Dans une vidéo téléchargée sur Twitter vendredi peu après l’annonce de la nouvelle de la prétendue élimination, Netanyahu, énumérant les divers accomplissements de la semaine, a noté qu’il s’agissait « d’une liste partielle, car je ne peux pas tout vous dire… C’est tout pour vous, citoyens d’Israël, pour notre pays. C’est une semaine de réalisations, et il y en aura d’autres ». Selon le ministre du renseignement Eli Cohen, le Premier ministre faisait référence à sa visite en Arabie saoudite, largement rapportée – bien que non officiellement confirmée.
Israël se prépare à d’éventuelles représailles iraniennes, mettant ses ambassades en état d’alerte. L’armée israélienne, cependant, a maintenu sa routine habituelle, ce qui semble indiquer qu’elle n’anticipe pas de représailles sous la forme d’une frappe militaire immédiate. Dans le même temps, Tsahal a déclaré être « consciente des développements possibles dans la région » et qu’elle « resterait pleinement préparée contre toute expression de violence à notre encontre ».

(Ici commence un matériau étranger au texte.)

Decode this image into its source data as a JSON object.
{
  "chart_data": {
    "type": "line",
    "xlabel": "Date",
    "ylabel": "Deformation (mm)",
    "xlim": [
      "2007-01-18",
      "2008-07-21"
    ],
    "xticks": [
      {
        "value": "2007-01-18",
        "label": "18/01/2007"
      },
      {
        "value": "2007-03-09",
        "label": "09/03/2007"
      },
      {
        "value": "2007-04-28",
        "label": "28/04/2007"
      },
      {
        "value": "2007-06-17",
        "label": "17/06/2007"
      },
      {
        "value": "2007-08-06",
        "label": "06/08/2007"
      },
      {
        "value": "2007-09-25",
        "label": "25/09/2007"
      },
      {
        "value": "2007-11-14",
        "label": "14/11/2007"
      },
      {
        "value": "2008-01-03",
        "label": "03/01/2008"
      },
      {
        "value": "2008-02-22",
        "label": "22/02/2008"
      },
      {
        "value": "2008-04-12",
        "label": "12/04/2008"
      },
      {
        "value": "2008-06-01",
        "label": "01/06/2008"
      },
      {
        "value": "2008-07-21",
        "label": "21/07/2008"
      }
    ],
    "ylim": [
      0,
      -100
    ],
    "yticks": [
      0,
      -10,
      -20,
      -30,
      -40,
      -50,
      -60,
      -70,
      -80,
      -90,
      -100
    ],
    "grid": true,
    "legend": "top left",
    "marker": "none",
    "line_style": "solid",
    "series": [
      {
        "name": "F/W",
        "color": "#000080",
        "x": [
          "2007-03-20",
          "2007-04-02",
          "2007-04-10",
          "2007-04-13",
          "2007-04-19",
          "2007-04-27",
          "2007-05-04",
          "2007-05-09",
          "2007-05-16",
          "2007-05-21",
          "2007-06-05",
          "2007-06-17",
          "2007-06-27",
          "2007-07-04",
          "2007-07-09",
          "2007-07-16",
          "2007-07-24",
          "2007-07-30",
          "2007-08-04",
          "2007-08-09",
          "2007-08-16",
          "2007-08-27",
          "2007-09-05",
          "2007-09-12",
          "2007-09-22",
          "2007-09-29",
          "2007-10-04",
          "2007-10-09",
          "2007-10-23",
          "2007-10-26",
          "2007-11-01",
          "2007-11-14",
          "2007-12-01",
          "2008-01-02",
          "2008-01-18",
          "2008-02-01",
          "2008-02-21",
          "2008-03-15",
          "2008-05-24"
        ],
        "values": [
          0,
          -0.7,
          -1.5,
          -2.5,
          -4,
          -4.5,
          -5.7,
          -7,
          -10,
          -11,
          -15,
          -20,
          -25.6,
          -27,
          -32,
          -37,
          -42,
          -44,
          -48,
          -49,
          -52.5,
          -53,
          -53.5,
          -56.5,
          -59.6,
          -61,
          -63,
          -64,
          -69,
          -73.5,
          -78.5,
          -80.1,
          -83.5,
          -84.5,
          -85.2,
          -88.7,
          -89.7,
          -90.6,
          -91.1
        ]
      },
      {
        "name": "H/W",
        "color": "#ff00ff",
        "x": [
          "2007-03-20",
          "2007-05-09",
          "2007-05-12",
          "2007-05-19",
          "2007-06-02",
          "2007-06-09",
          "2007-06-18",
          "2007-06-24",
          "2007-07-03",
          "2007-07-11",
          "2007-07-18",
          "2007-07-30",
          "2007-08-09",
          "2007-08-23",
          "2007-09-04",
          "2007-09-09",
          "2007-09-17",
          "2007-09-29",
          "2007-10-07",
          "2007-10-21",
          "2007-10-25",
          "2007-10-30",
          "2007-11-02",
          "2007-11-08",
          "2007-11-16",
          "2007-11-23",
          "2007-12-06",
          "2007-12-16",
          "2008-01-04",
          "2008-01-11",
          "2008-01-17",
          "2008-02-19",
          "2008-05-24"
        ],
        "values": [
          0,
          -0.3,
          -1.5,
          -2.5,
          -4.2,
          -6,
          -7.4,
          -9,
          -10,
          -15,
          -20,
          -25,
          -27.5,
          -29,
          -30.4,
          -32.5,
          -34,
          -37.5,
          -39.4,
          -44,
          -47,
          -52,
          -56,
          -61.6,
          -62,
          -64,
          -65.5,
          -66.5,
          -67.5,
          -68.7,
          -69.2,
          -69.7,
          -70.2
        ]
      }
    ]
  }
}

L’Iran a subi plusieurs attaques dévastatrices cette année, notamment l’élimination du général Qassem Soleimani lors d’une attaque de drone américain en janvier, et une mystérieuse explosion et un incendie qui ont paralysé une usine d’assemblage de centrifugeuses avancées dans l’usine d’enrichissement d’uranium de Natanz, ce qui a été largement considéré comme un acte de sabotage.
Le programme atomique iranien a poursuivi ses expériences et enrichit maintenant un stock d’uranium croissant jusqu’à un niveau de pureté de 4,5 %, suite au retrait des États-Unis de l’accord nucléaire de 2018. Ce niveau est encore bien inférieur aux 90 % nécessaires à la fabrication d’armes, bien que les experts avertissent que l’Iran dispose désormais de suffisamment d’uranium faiblement enrichi pour au moins deux bombes atomiques.
L’AFP a contribué à cet article.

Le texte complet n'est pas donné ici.